Subgroup analyses were conducted to assess the influence of specific variables on the relationship between ApoE levels and COPD mortality. Variables included age, sex, heart failure, and cerebrovascular disease. We utilized stratified Cox proportional hazards models to estimate HR and 95% CI within each subgroup. These analyses aimed to identify any significant differences in the effect of ApoE on mortality across various patient demographics.
To assess the statistical efficacy of the Cox proportional risk model, a post-hoc efficacy analysis based on Schoenfeld’s formula was conducted, with a statistical efficacy of 93.9%, indicating that the study was adequately tested. The proportional hazards hypothesis was tested by visually inspecting the log survival curves versus time, which did not violate this hypothesis.
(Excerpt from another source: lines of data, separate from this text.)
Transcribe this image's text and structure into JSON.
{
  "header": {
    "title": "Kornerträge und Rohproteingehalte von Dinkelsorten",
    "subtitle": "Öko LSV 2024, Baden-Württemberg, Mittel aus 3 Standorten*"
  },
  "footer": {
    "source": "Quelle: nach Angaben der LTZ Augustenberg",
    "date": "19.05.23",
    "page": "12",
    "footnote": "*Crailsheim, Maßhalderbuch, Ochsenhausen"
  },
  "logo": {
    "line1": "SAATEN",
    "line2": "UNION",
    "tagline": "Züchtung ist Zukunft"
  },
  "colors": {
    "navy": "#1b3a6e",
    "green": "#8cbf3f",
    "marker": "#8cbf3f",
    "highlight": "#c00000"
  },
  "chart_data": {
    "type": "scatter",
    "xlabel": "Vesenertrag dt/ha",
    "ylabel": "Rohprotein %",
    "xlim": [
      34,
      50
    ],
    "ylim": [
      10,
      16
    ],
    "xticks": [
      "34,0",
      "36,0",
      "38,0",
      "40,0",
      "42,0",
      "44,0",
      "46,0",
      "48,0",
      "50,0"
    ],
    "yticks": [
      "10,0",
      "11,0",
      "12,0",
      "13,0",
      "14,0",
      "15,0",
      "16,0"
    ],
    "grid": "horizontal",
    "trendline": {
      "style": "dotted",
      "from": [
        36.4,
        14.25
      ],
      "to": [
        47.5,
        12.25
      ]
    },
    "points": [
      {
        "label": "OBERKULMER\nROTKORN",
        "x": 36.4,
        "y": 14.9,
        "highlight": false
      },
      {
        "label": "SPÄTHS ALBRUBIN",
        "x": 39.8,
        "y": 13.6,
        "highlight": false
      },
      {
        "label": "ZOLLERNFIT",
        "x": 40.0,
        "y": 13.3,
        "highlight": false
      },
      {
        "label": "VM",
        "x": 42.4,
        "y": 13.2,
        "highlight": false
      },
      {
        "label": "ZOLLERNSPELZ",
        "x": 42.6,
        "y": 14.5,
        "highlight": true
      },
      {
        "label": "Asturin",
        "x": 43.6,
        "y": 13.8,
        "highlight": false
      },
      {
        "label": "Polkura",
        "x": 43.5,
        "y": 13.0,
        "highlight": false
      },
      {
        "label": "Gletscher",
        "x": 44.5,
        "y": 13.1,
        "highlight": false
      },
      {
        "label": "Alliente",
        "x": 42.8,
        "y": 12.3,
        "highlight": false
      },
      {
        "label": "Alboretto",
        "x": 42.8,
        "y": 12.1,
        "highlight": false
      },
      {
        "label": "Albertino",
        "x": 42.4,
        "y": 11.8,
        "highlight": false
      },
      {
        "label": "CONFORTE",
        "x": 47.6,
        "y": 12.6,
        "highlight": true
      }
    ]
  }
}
In addition, to investigate the non-linear co-relation between ApoE concentration and the risk of death, this study used restricted cubic splines analysis (RCSA) with nodes at the 10th, 50th and 90th percentiles of ApoE concentration to demonstrate the dose-response relationship and to identify potential threshold effects through the visualisation of spline curves.
Statistical analyses were conducted using SPSS version 25.0 and R version 4.0.3, with a two-tailed P value of under 0.05 deemed statistically significant.
Results
Patient Characteristics
This study included 358 participants and the basic characteristics of the study population as shown in Table 1. The mean age was 76 (±9.46) years old, of which 65.92% were male (n=236). The mean BMI was 22.18 (±4.66).
 |
Table 1 Baseline Characteristics of the Participants |
For smoking history, 24.86% had never smoked (n=89), 54.75% had ever smoked (n=196), and 20.39% currently smoke (n=73). The mean smoking history was 28.68 (±20.43) years. The severity of COPD was divided into stage I (10.06%, n=36), stage II (36.87%, n=132), stage III (38.27%, n=137), and stage IV (14.80%, n=53). 44.13% of participants had at least one previous episode of acute COPD exacerbation within the past one year of the study (n=161).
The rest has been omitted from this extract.